Ciro obeyed with a questioning look, placing the phone in the middle of the table, then positioning himself between the table and the stairs to the lower floor. “All clear.”
“Listen,” Marzana said breathlessly. “It’s a shell game. The whole thing is a shell game. Mom was right: Something was off. But more than just off: This isn’t over. Not yet.”
They all stared at her. “What are you talking about?” Emilia asked, her voice crackly as it came through the cell phone’s speaker. “How is it not over, other than wrapping up loose ends? You found Peony. You were there. Your mother was there. You found her, you talked to her—”
“Yeah, I did, and I should’ve known then.” She told them about the momentary confusion Peony had displayed when Marzana had referenced the book she was supposedly reading. “I should’ve seen it, but I didn’t.” Marzana glanced ruefully at J.J. “And there was the rope tying her to the chair. I cut her loose, so the knot was still there, and she picked it apart while we were watching J.J. do the shells and peas with Meddy. But if she’d been tied up with the kind of knot you could pick apart without even paying attention, I wouldn’t have had to cut the rope in the first place—I could just have untied it. Heck, if the knot was that easy, why was she even still tied up when we got there? That knot would’ve meant something to the police; I think it would’ve told them that she could’ve tied herself to that chair without any assistance from anyone else.” Marzana shook her head violently. “It’s like you said about your magic trick, J.J. I didn’t notice it because I wasn’t expecting it, even though I saw it. This was—is—a shell game.”
J.J. swore.
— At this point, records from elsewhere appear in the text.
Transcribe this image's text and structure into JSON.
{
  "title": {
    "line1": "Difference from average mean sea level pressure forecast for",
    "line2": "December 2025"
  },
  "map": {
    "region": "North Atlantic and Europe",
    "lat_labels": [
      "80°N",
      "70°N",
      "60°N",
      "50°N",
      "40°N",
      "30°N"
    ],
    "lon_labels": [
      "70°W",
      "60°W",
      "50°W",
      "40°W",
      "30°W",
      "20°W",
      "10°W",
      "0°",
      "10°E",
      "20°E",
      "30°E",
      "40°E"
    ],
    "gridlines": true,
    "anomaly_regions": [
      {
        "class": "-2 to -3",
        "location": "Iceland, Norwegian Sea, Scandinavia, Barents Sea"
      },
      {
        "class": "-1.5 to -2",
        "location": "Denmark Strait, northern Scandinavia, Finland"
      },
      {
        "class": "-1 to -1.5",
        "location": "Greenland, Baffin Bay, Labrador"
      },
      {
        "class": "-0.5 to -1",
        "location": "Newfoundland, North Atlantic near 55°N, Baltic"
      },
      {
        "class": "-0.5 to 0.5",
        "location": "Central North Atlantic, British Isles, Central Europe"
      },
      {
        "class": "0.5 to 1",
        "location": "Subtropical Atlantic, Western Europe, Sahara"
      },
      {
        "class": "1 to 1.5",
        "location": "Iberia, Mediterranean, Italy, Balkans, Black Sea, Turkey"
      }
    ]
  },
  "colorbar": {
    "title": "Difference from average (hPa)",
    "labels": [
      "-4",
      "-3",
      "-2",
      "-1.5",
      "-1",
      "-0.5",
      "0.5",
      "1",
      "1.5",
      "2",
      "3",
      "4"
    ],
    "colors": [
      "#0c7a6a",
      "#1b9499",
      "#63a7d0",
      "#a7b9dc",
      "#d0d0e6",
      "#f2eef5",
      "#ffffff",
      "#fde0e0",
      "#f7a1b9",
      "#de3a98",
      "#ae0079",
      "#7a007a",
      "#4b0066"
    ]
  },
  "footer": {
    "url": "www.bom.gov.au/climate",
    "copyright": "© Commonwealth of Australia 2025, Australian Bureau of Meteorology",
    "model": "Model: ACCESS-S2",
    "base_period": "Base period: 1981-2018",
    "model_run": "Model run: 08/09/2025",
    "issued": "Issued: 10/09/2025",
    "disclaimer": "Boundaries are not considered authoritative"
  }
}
He got it, of course, because it was all a matter of misdirection. “Not a shell game,” he said slowly. “It’s the cups and balls. It’s not just that the thing you’re looking for isn’t there: I let you see me putting something underneath one, I move things around . . . and something totally different comes out in the reveal.”
Ciro clapped a hand to his mouth. “Oh.” He got it too. Of course he did. Because this was all a bit of dazzle: a bit of flashy confusion to make one thing seem to be true when the reality was something else entirely, just like the dazzle his great-great-grandfather the camoufleur had painted on warships to confuse the enemy.
“It’s a Hickham’s Fluctuation,” Meddy said quietly. “Level One Prestidigitator’s exploit.”
“Oh,” Nialla said, her eyes popping wide. “Oh, no.”
Marzana nodded. “You see it.”
“I don’t,” Emilia protested. Crackle-crackle went the speaker. “‘Something different comes out . . .’?” She made a frustrated noise. “I can just picture you guys passing significant looks around and knowing what Marzana’s talking about, and I’m stuck here and I have no idea. Spell it out for me, somebody. I’m going out of my mind.”
Marzana leaned over the phone on the table. “It wasn’t Peony. The girl we supposedly rescued—it wasn’t her. It was someone else. Peony was never there.”